Mrs. Jiang Ke, now 88 years old, was the then general secretary of the Party branch in the English Department and Sha’s teacher. Over time, their relationship evolved into that of a mother and her son.

 

It was Mrs. Jiang who put Sha on the path to becoming a diplomat. Before graduating from the university, the Central Military Committee and the Ministry of Foreign Affairs (MFA) both wanted to recruit Sha. To decide which unit he should choose, Sha had a long conversation with Mrs. Jiang. Sha said he longed to be a soldier. But Mrs. Jiang told him that the MFA was short of talent as it’s a new department established after the founding of the People’s Republic of China. In the end, Sha took the advice from his “adoptive mother.”

 

After he graduated, Sha kept in contact with Mrs Jiang. Whenever he was in Nanjing on business or private travel, he always paid visits to Mrs Jiang. In 2003 when Sha was working in Switzerland, he invited Mrs.
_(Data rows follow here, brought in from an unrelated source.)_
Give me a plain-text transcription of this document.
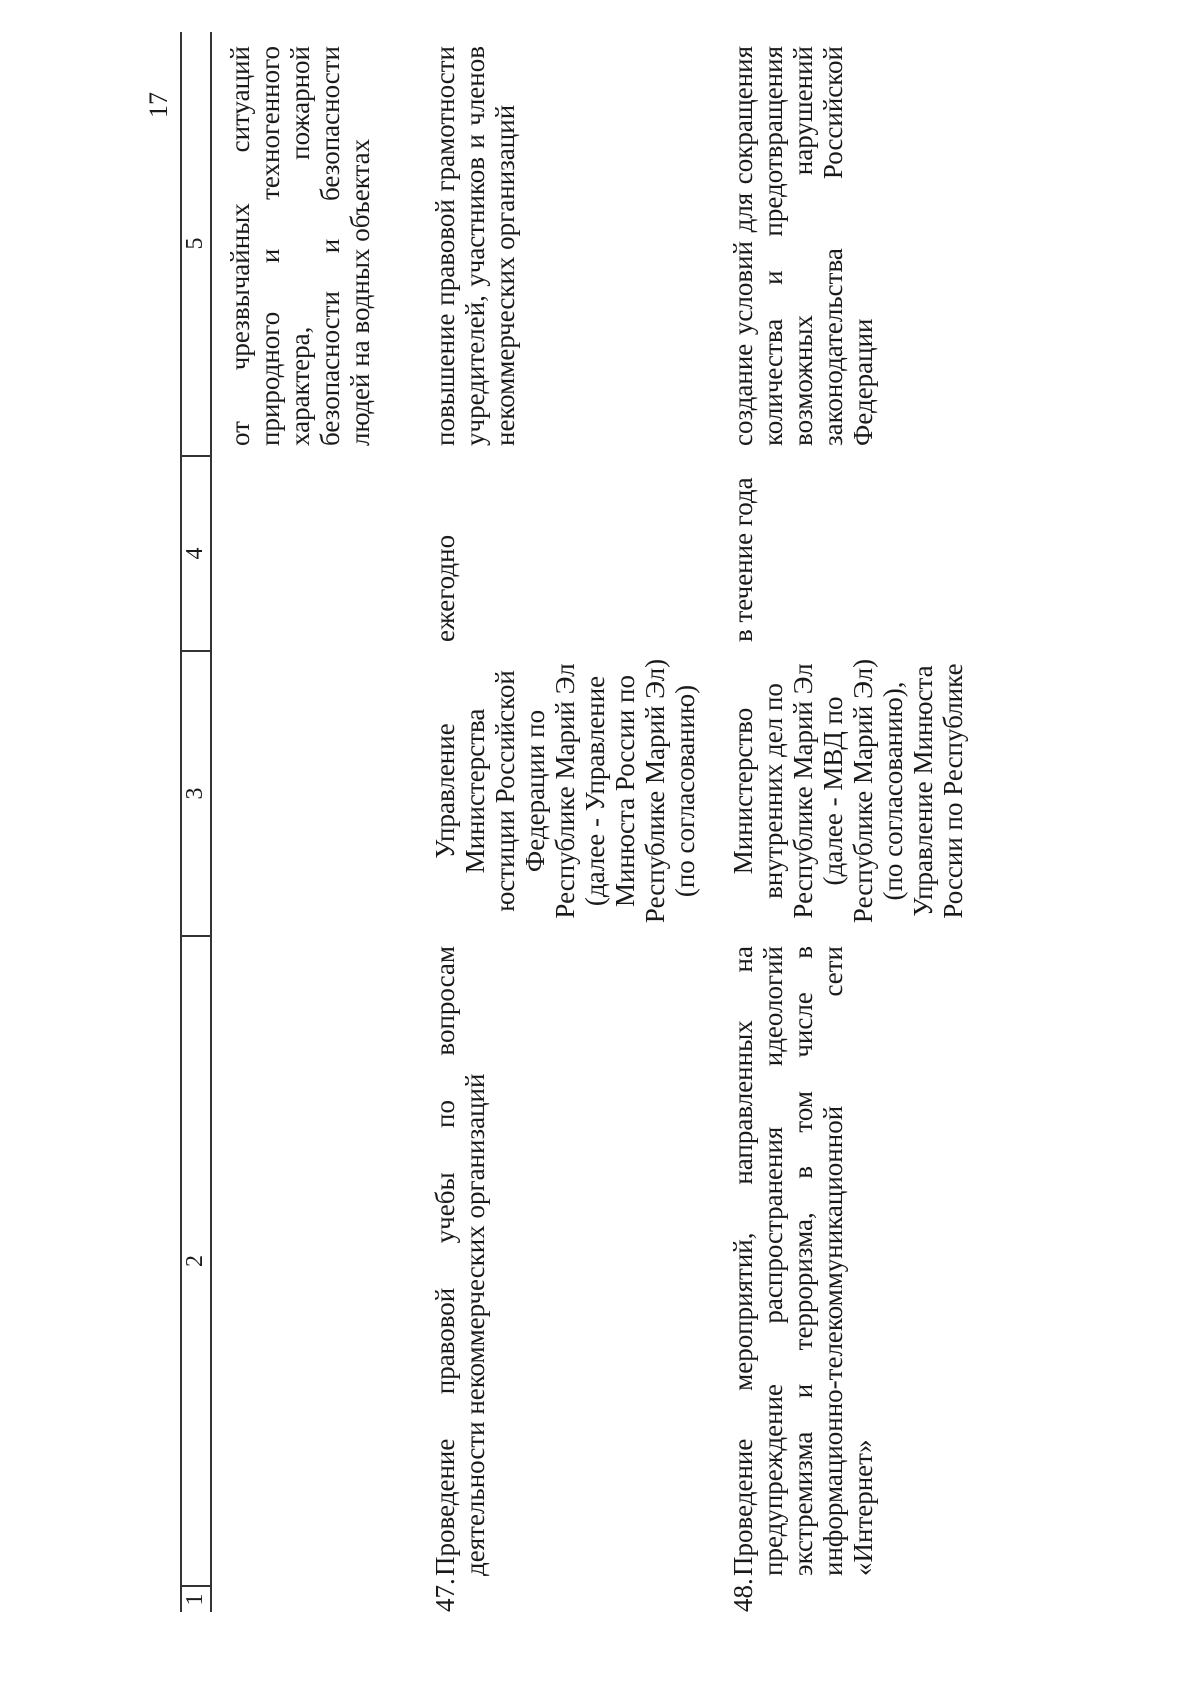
17
1
2
3
4
5 от чрезвычайных ситуаций природного и техногенного характера, пожарной безопасности и безопасности людей на водных объектах
47.
Проведение правовой учебы по вопросам деятельности некоммерческих организаций
Управление Министерства юстиции Российской Федерации по Республике Марий Эл (далее - Управление Минюста России по Республике Марий Эл) (по согласованию)
ежегодно
повышение правовой грамотности учредителей, участников и членов некоммерческих организаций
48.
Проведение мероприятий, направленных на предупреждение распространения идеологий экстремизма и терроризма, в том числе в информационно-телекоммуникационной сети «Интернет»
Министерство внутренних дел по Республике Марий Эл (далее - МВД по Республике Марий Эл) (по согласованию), Управление Минюста России по Республике
в течение года
создание условий для сокращения количества и предотвращения возможных нарушений законодательства Российской Федерации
Jiang to have a tour of the country.

 

Family life

 

Like thousands of other ordinary people, Sha plays the part of a son, a brother, a husband, a father, and so much more in his family. However, it is difficult to find time for his family because of his career.

 

Sha’s mother passed away in 2000. She called Sha one week before her death. Sha only answered a few words before hung up because he was attending an international conference. When Sha heard the news of his mother’s death one week later, he was terribly upset. Sha Yiying, his younger sister, said, “My brother spread a straw mat in the room where our mother’s body was kept and he stayed in that room for three days.”

 

Compared to his four siblings, Sha is the only child to have gone to high school and college, because their parents couldn’t afford to education of all the children. Sha’s younger siblings are still living in Yixing, working as farmers or fruit paddlers. But they are all leading happy and self-satisfactory lives thanks to their own efforts.

 

Sha now lives in a “diplomatic family” because his wife and son are also engaged in China’s foreign affairs in the MFA. In the eyes of outsiders, this is an enviable family, but Sha described it a “broken” one.

 

In 1973, right after his marriage to wife Liu Jinfeng, Sha was dispatched to China’s embassy in Sri Lanka as an interpreter and stayed there for seven years. In 1997, after Sha came back from abroad to hold the post of director-general of the Department of Arms Control of MFA, his wife was sent to China’s embassy in India for an eight-year mission. They have only spent half of their 34-year marriage living together.

 

A “chivalrous” diplomat

 

Being a diplomat, Sha has acted as a man of justice just like characters in the martial arts novels that he liked to read when he was in high school. Sha’s hard-line remarks for the sake of the country’s interests always leave a deep impression on global media. During an interview by a BBC radio program in 2006, he told the United States to "shut up and keep quiet" in the context that the US reproached China’s growing military spending. The remark in no uncertain terms caused a shock in the US media. Many insiders thought it would end up an “event” in Sino-US diplomatic relations. However, American diplomats took it in stride because they know Sha’s character very well and they call it “Sha’s Style.”

 

Sha said in a speech, “Chivalry and justice of personal character should be reflected in diplomatic works. Diplomats of country as big as China should uphold justice on the international stage where unfairness does exit sometimes. If no one does that, harmful trends and sinister practices will dominate international relationships. This is by no means permitted.”

 

It has not been an easy journey for Sha, as he recalls, “My 37-year diplomatic career didn’t run smoothly. My character determines I have to meet many setbacks in my life. I like to express my own opinion straightforwardly and never please others’ thoughts.” Nonetheless, his classmate Cai Jinxiu said, “Sha’s current life is really a miracle considering his character of being extremely frank.”

 

Sha Zukang styled himself a “farmer diplomat.” He often said to his friends that when he retires he would settle in his hometown to spend his old age being a farmer.